Democrat Barack Obama says his proposals to stimulate the sluggish U.S. economy will serve the interests of average Americans better than those of his Republican rival, John McCain.
The Illinois senator and presumptive Democratic nominee for president tells Michele Norris that his economic agenda is more "meaningful" for the U.S. and "fiscally responsible." Obama spoke to NPR from St. Louis, where he spent the second day of a two-week-long tour of battleground states.
Meanwhile, McCain, the presumptive Republican nominee, told a small-business conference in Washington on Tuesday that Obama's proposals would result in higher taxes for business and steeper overhead costs — statements Obama called "misleading."
With gas prices soaring past $4 a gallon, economic issues have taken center stage in this presidential campaign.
"What's going on right now is that people feel like their American dream is slipping away from them, that our children may not have the same opportunities that we did," Obama said. "And there's something fundamentally un-American about that ... Frankly, John McCain's agenda simply continues the same economic approach that we've had over the last eight years that's not working."
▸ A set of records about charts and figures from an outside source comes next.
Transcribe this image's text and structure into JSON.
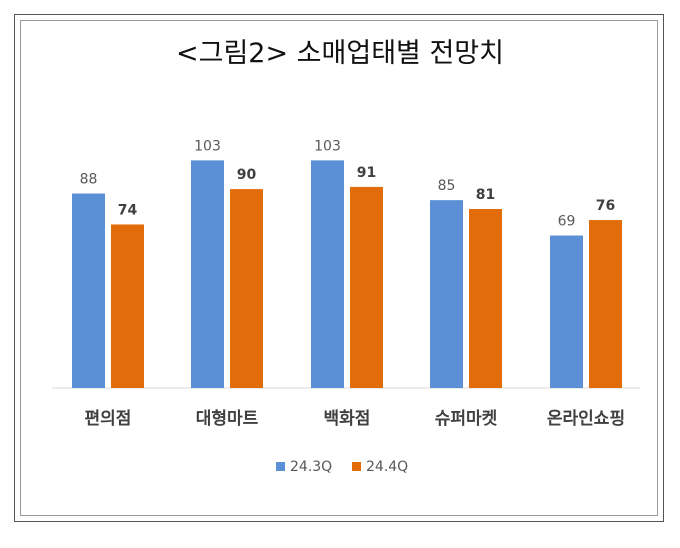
{
  "chart_data": {
    "type": "bar",
    "title": "<그림2> 소매업태별 전망치",
    "categories": [
      "편의점",
      "대형마트",
      "백화점",
      "슈퍼마켓",
      "온라인쇼핑"
    ],
    "series": [
      {
        "name": "24.3Q",
        "values": [
          88,
          103,
          103,
          85,
          69
        ],
        "color": "#5b8fd6"
      },
      {
        "name": "24.4Q",
        "values": [
          74,
          90,
          91,
          81,
          76
        ],
        "color": "#e36c0a"
      }
    ],
    "xlabel": "",
    "ylabel": "",
    "ylim": [
      0,
      105
    ],
    "grid": false,
    "legend": "bottom"
  }
}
Obama laid out how he can beat McCain in November and win the battleground states that have a strong manufacturing base. One of the most important ways, he says, is to listen to and empathize with voters.
"You hear a teacher in South Dakota tell you that she's got to give up her a job teaching on an Indian reservation — a job she loves — because she can't afford to fill up the gas tank," Obama said. "Or you hear a gentleman in North Carolina explain how his daughters have cystic fibrosis, and when they got sick, he lost his home and is on the verge of bankruptcy. It doesn't take a lot of conversations for you to realize that people are hurting. And they're hurting deeply."
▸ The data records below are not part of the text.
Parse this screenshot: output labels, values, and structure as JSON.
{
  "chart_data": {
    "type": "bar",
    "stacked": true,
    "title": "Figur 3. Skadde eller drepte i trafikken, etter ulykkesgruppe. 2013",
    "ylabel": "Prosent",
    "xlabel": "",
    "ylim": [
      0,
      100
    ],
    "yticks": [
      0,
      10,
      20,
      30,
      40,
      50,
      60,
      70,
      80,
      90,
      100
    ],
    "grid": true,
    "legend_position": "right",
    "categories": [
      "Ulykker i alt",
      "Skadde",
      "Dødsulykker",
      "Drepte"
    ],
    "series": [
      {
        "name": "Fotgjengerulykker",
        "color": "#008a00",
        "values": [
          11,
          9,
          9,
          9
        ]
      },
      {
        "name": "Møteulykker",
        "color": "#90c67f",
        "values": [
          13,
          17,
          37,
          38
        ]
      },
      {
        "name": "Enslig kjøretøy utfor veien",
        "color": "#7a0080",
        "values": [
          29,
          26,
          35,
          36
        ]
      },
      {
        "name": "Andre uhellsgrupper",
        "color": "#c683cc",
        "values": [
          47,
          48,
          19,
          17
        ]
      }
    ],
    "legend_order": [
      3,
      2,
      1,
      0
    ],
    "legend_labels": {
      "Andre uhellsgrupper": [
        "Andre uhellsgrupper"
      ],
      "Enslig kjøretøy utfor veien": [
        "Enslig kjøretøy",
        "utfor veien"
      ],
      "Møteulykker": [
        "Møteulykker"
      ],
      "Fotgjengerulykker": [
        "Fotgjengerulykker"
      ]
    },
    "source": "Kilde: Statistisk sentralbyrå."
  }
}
If elected in November, Obama says his top priorities would include to stop "adding to our debt." He would eliminate some of the Bush tax cuts aimed at the wealthiest Americans and, instead, put that money toward health care. And he would focus on fixing U.S. energy policy.
By investing in alternative fuels, and encouraging auto companies to retool cars and trucks to make them more fuel efficient, gas prices can be lowered over the long term, Obama says. But he acknowledges that because of growing demand in China and India, there is no short-term remedy besides trying to give Americans more spending money with tax cuts.
Ultimately, Obama says, Americans are going to vote for the candidate who best appeals to their interest.
"If they hear that my economic plan involves giving them a tax cut, putting more money in their pockets, providing health care, making sure that their retirements are more secure, making sure that they can afford to send their kids to college, and they look at the contrast to John McCain's plan — which is $300 billion in new tax breaks for wealthy corporations and CEOs — that's going to be a contrast that they take into the ballot box, and I think we can do very well," he said.